To be perfectly honest, I never think of myself as a female captain in the Royal Artillery – I'm a captain in the Royal Artillery. Physical fitness is obviously pretty important and I aim to keep myself as fit as possible. And there's a good few of them [men] who I can beat, which is not me being competitive, although I am a little bit, but it's just one of those things that you will always [as a woman] be deemed to be less physically capable. So that [a physical challenge] is a big way to prove yourself, if you like.

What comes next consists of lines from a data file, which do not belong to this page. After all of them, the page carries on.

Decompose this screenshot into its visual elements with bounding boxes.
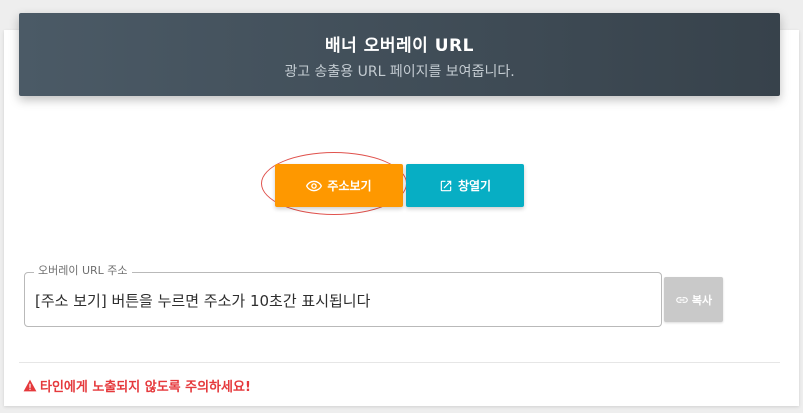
warning-triangle-icon	[23, 379, 37, 392]
link-icon	[676, 296, 688, 303]
open-window-label: 창열기	[457, 179, 492, 193]
page-subtitle: 광고 송출용 URL 페이지를 보여줍니다.	[284, 64, 515, 80]
divider	[19, 362, 780, 363]
copy-button-label: 복사	[691, 293, 713, 307]
url-field-label: 오버레이 URL 주소	[34, 263, 132, 279]
warning-text: 타인에게 노출되지 않도록 주의하세요!	[40, 380, 251, 395]
external-link-icon	[440, 180, 452, 191]
eye-icon	[306, 180, 323, 191]
open-window-button[interactable]: 창열기	[406, 164, 524, 207]
page-title: 배너 오버레이 URL	[325, 36, 474, 56]
copy-button[interactable]: 복사	[664, 277, 723, 322]
url-field-value[interactable]: [주소 보기] 버튼을 누르면 주소가 10초간 표시됩니다	[35, 290, 370, 311]
header-banner: 배너 오버레이 URL 광고 송출용 URL 페이지를 보여줍니다.	[19, 13, 780, 96]
view-address-label: 주소보기	[327, 179, 372, 193]
warning-message: 타인에게 노출되지 않도록 주의하세요!	[23, 376, 251, 395]
view-address-button[interactable]: 주소보기	[275, 164, 403, 207]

I honestly don't try and prove myself as a female. I just try and prove myself as an officer alongside my peers and, hopefully, here, working for my guys as much as possible. I expect exactly the same from them as any other officer would. In the first exercise I did with these guys – in pre-deployment training – there was a reference made to: 'A normal FOO [forward observation officer] would do this.' I suppressed a small smile, and a wee bit later on I said: 'Look, I am a normal FOO. I may be female. I may need a bit of privacy every once in a while, to wash for example, purely out of practicality. Everything else is exactly the same. If a FOO normally sleeps out here, that's exactly where I will sleep.'
Being an officer is probably the most daunting and most difficult thing you do. That first appointment as troop commander is a challenge. You can be taught all the technical stuff but you can't really teach anyone how to react when you meet the guys for the first time and you're the boss. Yes, you're the boss, but you have to earn respect at the same time. That just comes with time. I remember being told during training that it's a process of hand-over really – from your troop sergeant who, in that interim period between the two officers, has been in charge of the troop and has obviously been with them for a long time anyway. Officers come and go, but soldiers stay, so it's a question of you gradually taking the reins. So even though you're the boss from the beginning, I don't think you actually earn that [respect] until you've been with the guys for a bit and shown them that you can do the job, that they can trust you and you've got their interests at heart. I was extremely lucky with mine [troop sergeant], that he was extremely good from day one. He would discuss everything with me and he would give me a lot of guidance as well,
as and when I needed it. But he let me make decisions for myself, which was what I needed to do. So I couldn't have asked for better support.